Add LLaDA 8b Diffusion model #14771

am17an · 2025-07-19T09:50:27Z

Continuing on #14644, this PR adds another diffusion model https://huggingface.co/GSAI-ML/LLaDA-8B-Instruct, which has different semantics compared to the dream-7b model, and overall seems to have better performance

There are very few similarities between how they seem to generate tokens, so for now I've just created two different examples llama-diffusion-dream-cli (for the earlier version) and llama-diffusion-llada-cli, for running the new LLaDA model. Added a README as well

I've uploaded a GGUF.
Edit on 30-07-2025: Re-uploaded another GGUF with a config change

Example command
./build/bin/llama-diffusion-cli -m llada-8b.gguf -p "Lily can run 12 kilometers per hour for 4 hours. After that, she runs 6 kilometers per hour. How many kilometers can she run in 8 hours?" --diffusion_steps 128 -ngl 99 --temp 0 -ub 128 --diffusion-visual --diffusion-block-length 32

Also I would like this to the server, but I'm not sure what API would be acceptable so I'm hoping to have a discussion on that as well

convert_hf_to_gguf.py

common/arg.cpp

examples/diffusion/README.md

convert_hf_to_gguf.py

ggerganov · 2025-07-21T05:05:23Z

I would like to avoid adding a second diffusion example - we are increasing the maintenance efforts for not significant benefit. The diffusion architecture is not yet well established.

We can think about extending the llama_sampler functionality to support these use cases and since it is already modular it would make more sense to implement the sampling logic there. Ideally the diffusion CLI example would be just one for all diffusion models, with different samplers attached.

am17an · 2025-07-21T05:37:17Z

I would like to avoid adding a second diffusion example - we are increasing the maintenance efforts for not significant benefit. The diffusion architecture is not yet well established.
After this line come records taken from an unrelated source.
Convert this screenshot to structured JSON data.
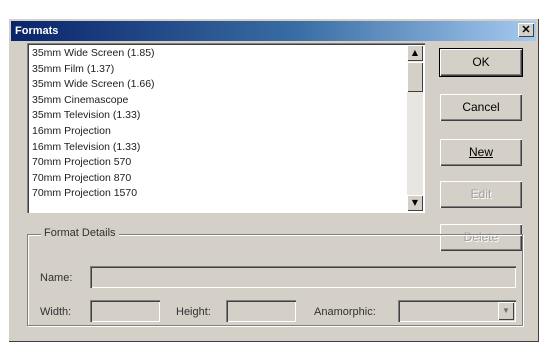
{
  "window": {
    "title": "Formats",
    "close_glyph": "✕"
  },
  "format_list": {
    "items": [
      "35mm Wide Screen (1.85)",
      "35mm Film (1.37)",
      "35mm Wide Screen (1.66)",
      "35mm Cinemascope",
      "35mm Television (1.33)",
      "16mm Projection",
      "16mm Television (1.33)",
      "70mm Projection 570",
      "70mm Projection 870",
      "70mm Projection 1570"
    ],
    "scroll_up_glyph": "▲",
    "scroll_down_glyph": "▼"
  },
  "buttons": {
    "ok": "OK",
    "cancel": "Cancel",
    "new": "New",
    "edit": "Edit",
    "delete": "Delete"
  },
  "details": {
    "group_title": "Format Details",
    "name_label": "Name:",
    "width_label": "Width:",
    "height_label": "Height:",
    "anamorphic_label": "Anamorphic:",
    "name_value": "",
    "width_value": "",
    "height_value": "",
    "anamorphic_value": "",
    "combo_arrow_glyph": "▼"
  }
}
We can think about extending the llama_sampler functionality to support these use cases and since it is already modular it would make more sense to implement the sampling logic there. Ideally the diffusion CLI example would be just one for all diffusion models, with different samplers attached.

Yeah agree, I initially wrote them to be one example. However, passing arguments via CLI for two separate sets of sampling parameters/algorithms was quite confusing to me and would be even more so for the end-user, so for the sake of clarity I wrote them separately.
diffusion_generate_dream and diffusion_generate_llada are two different functions with the same outline, decode => sample => unmask, so there is an abstraction to be made, the only thing is to clarify is how we pass separate sets of parameters to the example without overloading the same thing (e.g. --diffusion-algorithm being supported in dream but not llada and vice versa), llama_sampler be used also, but I don't see how it would solve this particular problem

am17an · 2025-07-23T03:01:37Z

@ggerganov would having them in the same example and having extra CLI args for models be acceptable?

ggerganov · 2025-07-25T11:50:08Z

Yes, merging the examples into a single example would be better.

am17an · 2025-07-26T07:14:05Z

Yes, merging the examples into a single example would be better.

Made everything into a single example, please have another look when you have the time

ggerganov

I think the example can be improved by not branching between "llada" and "dream" and instead have a common logic for any diffusion logic. This would make it much easier to scale with more diffusion models in the future. Otherwise, the way you've implemented it now, you have to add new structs, sampling types, generation functions, etc. for each new architecture and this seems a bit unnecessary.

common/arg.cpp

examples/diffusion/diffusion-cli.cpp

am17an · 2025-07-28T06:43:16Z

@ggerganov you're right, we can combine the sampling methods. I was under the assumption that the only sampling methods that would work are their respective paper implementations, but I tried various sampling methods on both models and they seem to have coherent outputs, but I did not do any deep correctness checks.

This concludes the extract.